Abusive ad practices have killed mobile gaming for me

Abusive ad practices have killed mobile gaming for me

You have a smartphone that is more powerful than the computers used to send men to the moon in 1969. It’s great for productivity and keeping in touch with all of your friends and family (it can even make phone calls!) but it can also be fun. There are thousands and thousands of games that you can install and play.

The problem is that no matter how great the game may be, and there are plenty of great ones available, greedy ad networks have ruined them. I’m done with it all and won’t be installing any free games on my phone until someone does something about the horrid ads that plague the mobile game industry.

It doesn’t have to be done this way.

You’ve seen what I’m talking about. You are given a choice to watch an ad to gain some sort of in-game advantage but you say no. You see an ad anyway. Or you play a level of your favorite puzzle game and you’re forced to sit through an ad before you get to play another. There are plenty of other examples of how ads are forced down our throats, too.

What’s worse is the ads themselves. You sit through 15 seconds of an intro, then you get to see a 30-second timer, then you press a fast-forward button, then wait 10 more seconds before you are presented with a way to close the ad. Hopefully, you can see the X in the corner because someone evil bastard somewhere thinks it’s great to put a white X on a white background. This makes sure I am never going to install whatever is being advertised.

(Image credit: Jennifer Locke / Android Central)

It’s one of those circular catch-22 types of situations for game developers. Nobody seems willing to pay for a game on their phone and they can’t afford to work for free. Developers also have rent and car payments and electric bills, you know?

That means they are forced to depend on the advertising model for monetization. That’s where things are mostly out of their control and they are at the mercy of an ad network. Every X number of times an ad is shown, they get a few pennies. There may be some extra incentive if someone actually installs something that’s advertised through their app, too. It’s never a lot of money on a per-user basis but it does all add up and a developer of a popular game can usually make a bit of profit through ads.

The user experience of a great game can quickly die when ad networks get involved.

I don’t know anyone who works for a mobile ad network, and from what I’ve seen I probably don’t want to know anyone who works for a mobile ad network. All the care and craftsmanship that goes into the user experience of a great game is entirely ignored by the crappy ads for the same few games.

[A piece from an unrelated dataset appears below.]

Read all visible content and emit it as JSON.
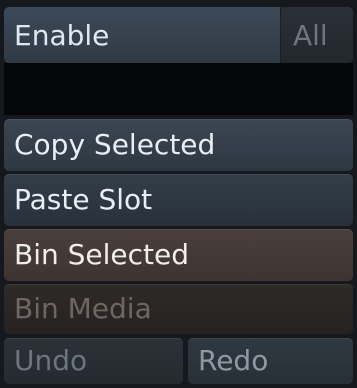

I’m not naming names here because those games might be tremendous and built by developers who care but are stuck inside the same cycle of crap from ad networks. But you know which ones I’m talking about because you see the same ads I do.

This isn’t an Android-specific problem either. You can also find abusive ads in free iOS and Windows games. I care more about the Android side of things because a Pixel 6 Pro lives inside my pocket. Ads are a fine way to turn a buck when done correctly. When they aren’t done right, they suck. Trust me — after working for over a decade at a website that depends on advertiser revenue I have seen plenty of suckage.

The board game Carcassonne lays on a table in the background with the Carcassonne mobile app displayed in front.

(Image credit: Android Central)

Unfortunately, there isn’t much anyone can do to fix it. We don’t enjoy the avalanche of ads and developers probably hate seeing their work turned into a vehicle for abusive behavior. Ad networks only care about revenue because they are taking their pennies first, long before any sort of developer payout. It’s also a tough ask to get users to pay for a game they aren’t sure they will enjoy, even if it’s only a few bucks.

It’s a thing that Google and Apple need to sort out. There are rules about how ads can act. They have to follow a few basic privacy and security rules and they can’t show inappropriate things, but they also have some rules that make them slightly less terrible. You can read Google’s rules here and then be annoyed that it seems like half of them are regularly ignored and Google doesn’t seem to care. Apparently, Google and I have different definitions of disruptive. Maybe it’s because Google also is a mobile ad company that isn’t really any better than the others.

This will probably never change. Every time Google updates its policies advertisers try new ways to push the limit. But I’m done with the whole mess. I have a few games that I gladly paid for and if I see others that I think would be fun to play I’ll drop a few bucks on them. When it comes to free games supported by ads, though, I’m over it. My time isn’t that valuable, but it’s worth more than spending 40 seconds watching mindless garbage so I can do the next crossword puzzle.